Une page se tourne dans le Cotentin dans l’histoire de la lutte contre le nucléaire. Didier Anger, l’emblématique président du CRILAN, le comité de réflexion, d’information et de lutte anti-nucléaire passe la main. Fondateur de l’association en 1975 il aura été de tous les combats, mais aujourd’hui, dans un courrier à destination des adhérents et sympathisants de son mouvement, Didier Anger explique qu’il est temps de passer la main. L’âge, la fatigue, et la conscience que le mouvement a besoin de renouveau… Le tout résumé dans une simple phrase… 

« Je suis un jeune de 79 ans… il était temps que je laisse cette responsabilité pour la pérennité de la lutte »
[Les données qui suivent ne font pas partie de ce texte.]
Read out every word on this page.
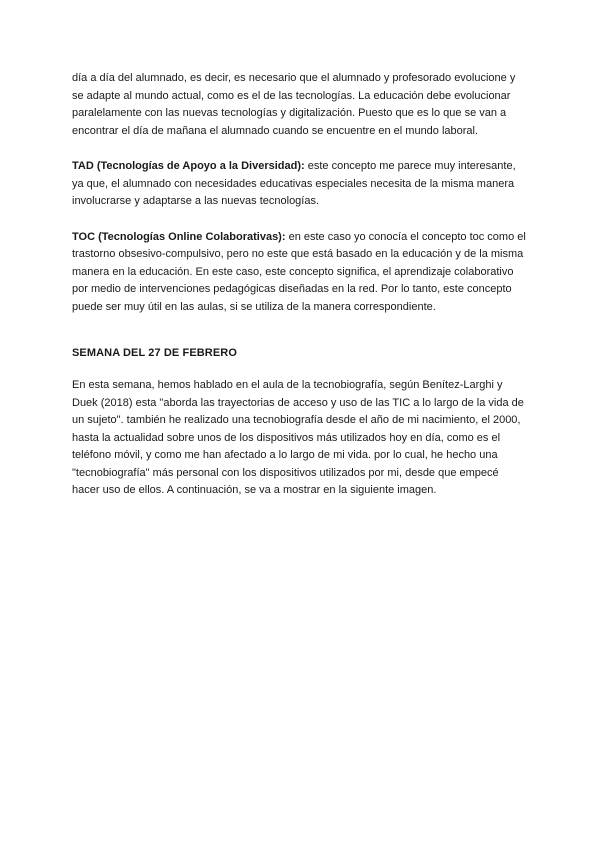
día a día del alumnado, es decir, es necesario que el alumnado y profesorado evolucione y se adapte al mundo actual, como es el de las tecnologías. La educación debe evolucionar paralelamente con las nuevas tecnologías y digitalización. Puesto que es lo que se van a encontrar el día de mañana el alumnado cuando se encuentre en el mundo laboral.

TAD (Tecnologías de Apoyo a la Diversidad): este concepto me parece muy interesante, ya que, el alumnado con necesidades educativas especiales necesita de la misma manera involucrarse y adaptarse a las nuevas tecnologías.

TOC (Tecnologías Online Colaborativas): en este caso yo conocía el concepto toc como el trastorno obsesivo-compulsivo, pero no este que está basado en la educación y de la misma manera en la educación. En este caso, este concepto significa, el aprendizaje colaborativo por medio de intervenciones pedagógicas diseñadas en la red. Por lo tanto, este concepto puede ser muy útil en las aulas, si se utiliza de la manera correspondiente.

SEMANA DEL 27 DE FEBRERO

En esta semana, hemos hablado en el aula de la tecnobiografía, según Benítez-Larghi y Duek (2018) esta "aborda las trayectorias de acceso y uso de las TIC a lo largo de la vida de un sujeto". también he realizado una tecnobiografía desde el año de mi nacimiento, el 2000, hasta la actualidad sobre unos de los dispositivos más utilizados hoy en día, como es el teléfono móvil, y como me han afectado a lo largo de mi vida. por lo cual, he hecho una "tecnobiografía" más personal con los dispositivos utilizados por mi, desde que empecé hacer uso de ellos. A continuación, se va a mostrar en la siguiente imagen.
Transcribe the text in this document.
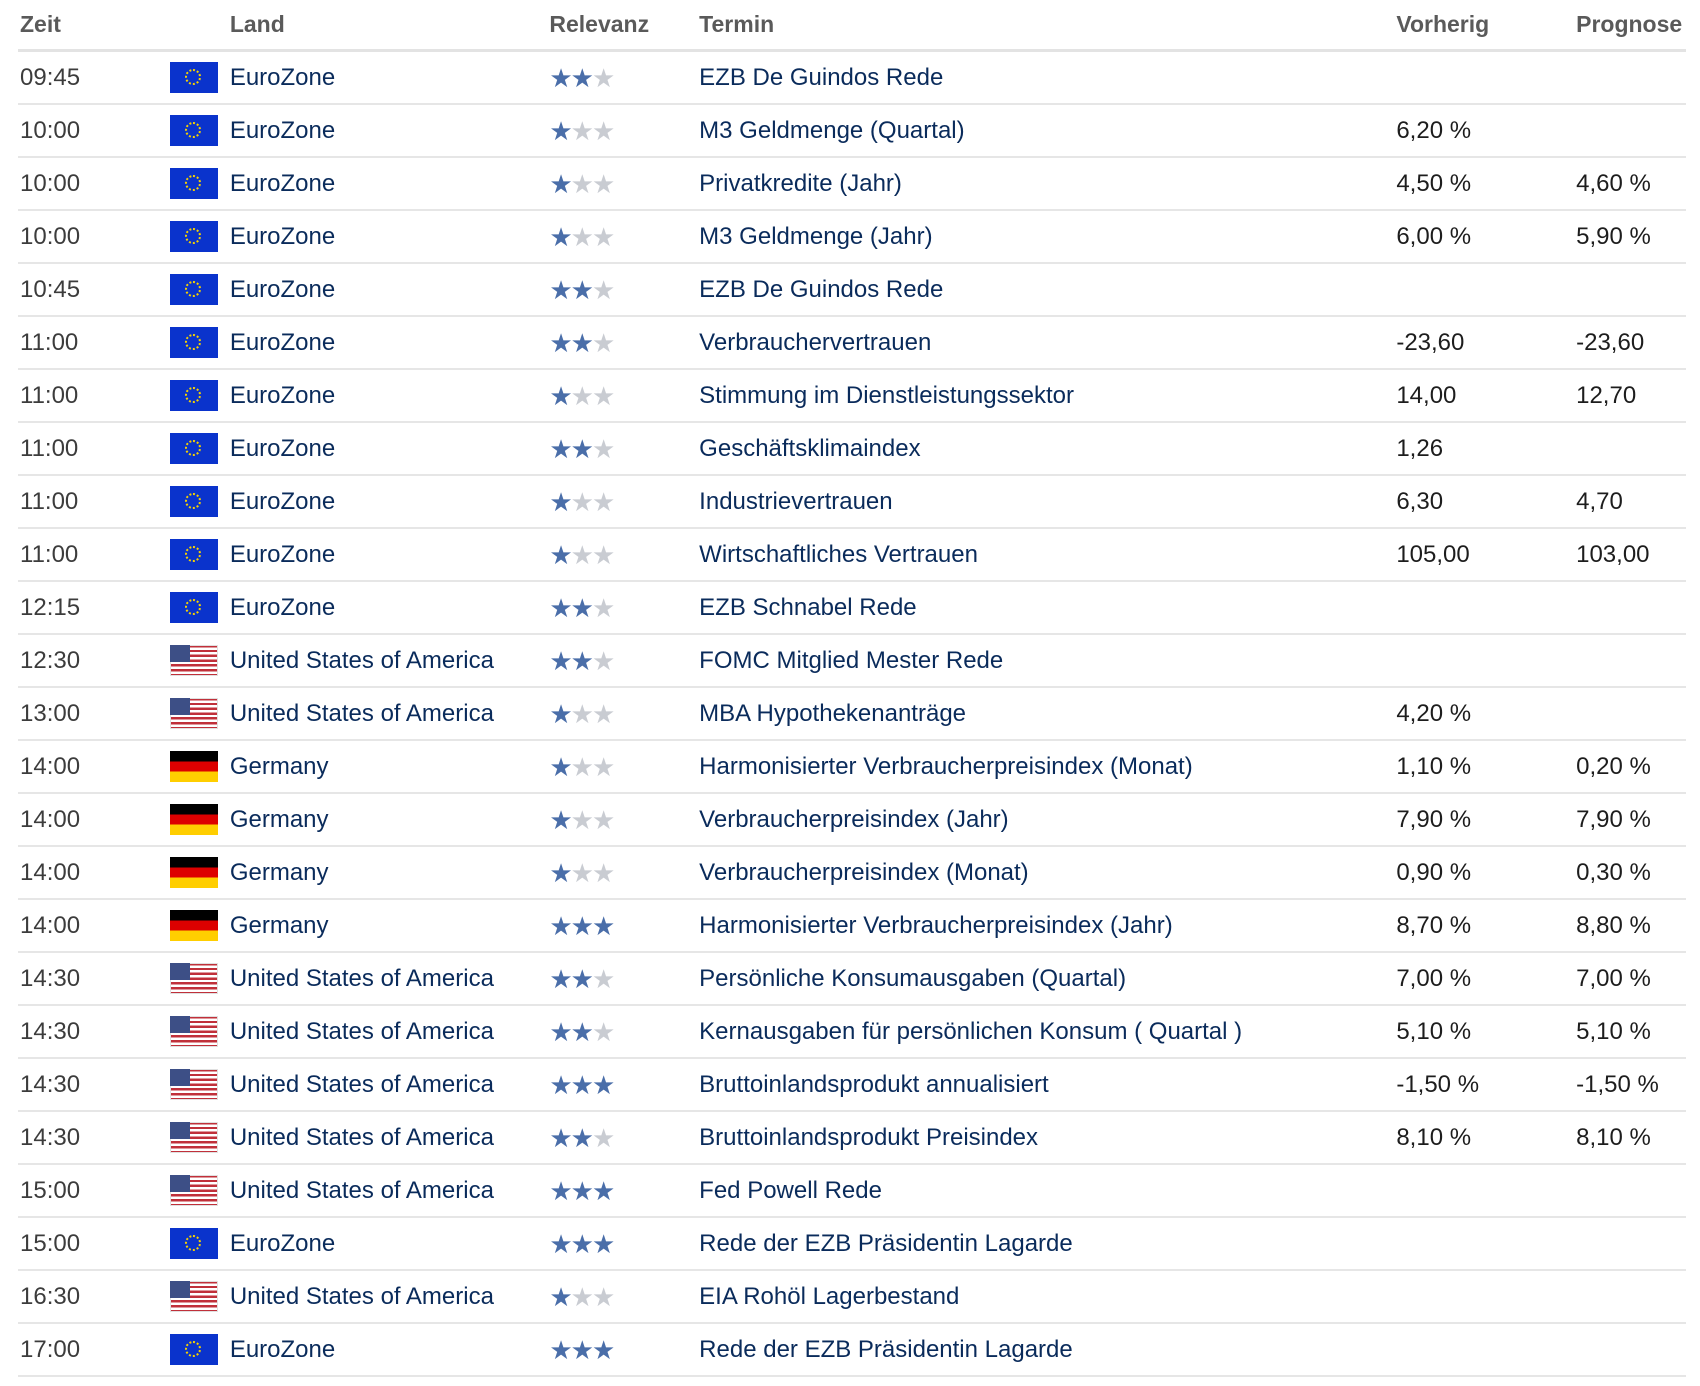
Zeit	Land	Relevanz	Termin	Vorherig	Prognose
09:45	EuroZone	★★★	EZB De Guindos Rede
10:00	EuroZone	★★★	M3 Geldmenge (Quartal)	6,20 %
10:00	EuroZone	★★★	Privatkredite (Jahr)	4,50 %	4,60 %
10:00	EuroZone	★★★	M3 Geldmenge (Jahr)	6,00 %	5,90 %
10:45	EuroZone	★★★	EZB De Guindos Rede
11:00	EuroZone	★★★	Verbrauchervertrauen	-23,60	-23,60
11:00	EuroZone	★★★	Stimmung im Dienstleistungssektor	14,00	12,70
11:00	EuroZone	★★★	Geschäftsklimaindex	1,26
11:00	EuroZone	★★★	Industrievertrauen	6,30	4,70
11:00	EuroZone	★★★	Wirtschaftliches Vertrauen	105,00	103,00
12:15	EuroZone	★★★	EZB Schnabel Rede
12:30	United States of America ★★★	FOMC Mitglied Mester Rede
13:00	United States of America ★★★	MBA Hypothekenanträge	4,20 %
14:00	Germany	★★★	Harmonisierter Verbraucherpreisindex (Monat)	1,10 %	0,20 %
14:00	Germany	★★★	Verbraucherpreisindex (Jahr)	7,90 %	7,90 %
14:00	Germany	★★★	Verbraucherpreisindex (Monat)	0,90 %	0,30 %
14:00	Germany	★★★	Harmonisierter Verbraucherpreisindex (Jahr)	8,70 %	8,80 %
14:30	United States of America ★★★	Persönliche Konsumausgaben (Quartal)	7,00 %	7,00 %
14:30	United States of America ★★★	Kernausgaben für persönlichen Konsum ( Quartal )	5,10 %	5,10 %
14:30	United States of America ★★★	Bruttoinlandsprodukt annualisiert	-1,50 %	-1,50 %
14:30	United States of America ★★★	Bruttoinlandsprodukt Preisindex	8,10 %	8,10 %
15:00	United States of America ★★★	Fed Powell Rede
15:00	EuroZone	★★★	Rede der EZB Präsidentin Lagarde
16:30	United States of America ★★★	EIA Rohöl Lagerbestand
17:00	EuroZone	★★★	Rede der EZB Präsidentin Lagarde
. Une lutte que Didier Anger a incarnée dans ses mandats électifs à la région et au parlement européen au sein du groupe des Verts… Mais dans le Cotentin, c’est bien en tant que président du CRILAN, à la fondation il y a 43 ans, et depuis 2004 que cet opposant convaincu au nucléaire, est connu.

Plusieurs faits d’arme

Parmi ses faits d’armes, l’occupation du site de Flamanville en 1977 pour défendre les terres convoitées par EDF, la lutte contre l’extension de l’usine de la Hague et le blocage en 1981, d’un train de combustibles allemands, il se sera aussi opposé à l’arrivée de déchets par la mer jusqu’au port de Cherbourg. En 2006 il est encore là, acteur majeur du rassemblement de Cherbourg contre le réacteur EPR. Il faut y ajouter de nombreux recours en justice, autant de bâtons dans les roues des développeurs du nucléaire. Mais sous la présidence de Didier Anger, le Crilan a aussi informé… multipliant les rencontres avec des spécialistes internationaux. Dernier exemple en date, la venue à Saint-Lô en mars, de Naoto Kan, l’ex premier ministre japonais en fonction lors de la catastrophe de Fukushima.

En retrait, mais toujours présent  

Didier Anger raccroche, mais garde ses convictions et maintient son engagement aux côtés du Crilan, « tant que l’orientation de l’organisation lui conviendra« . Et le nouveau président du Crilan, c’est André JACQUES, jusque-là membre du bureau de l’association.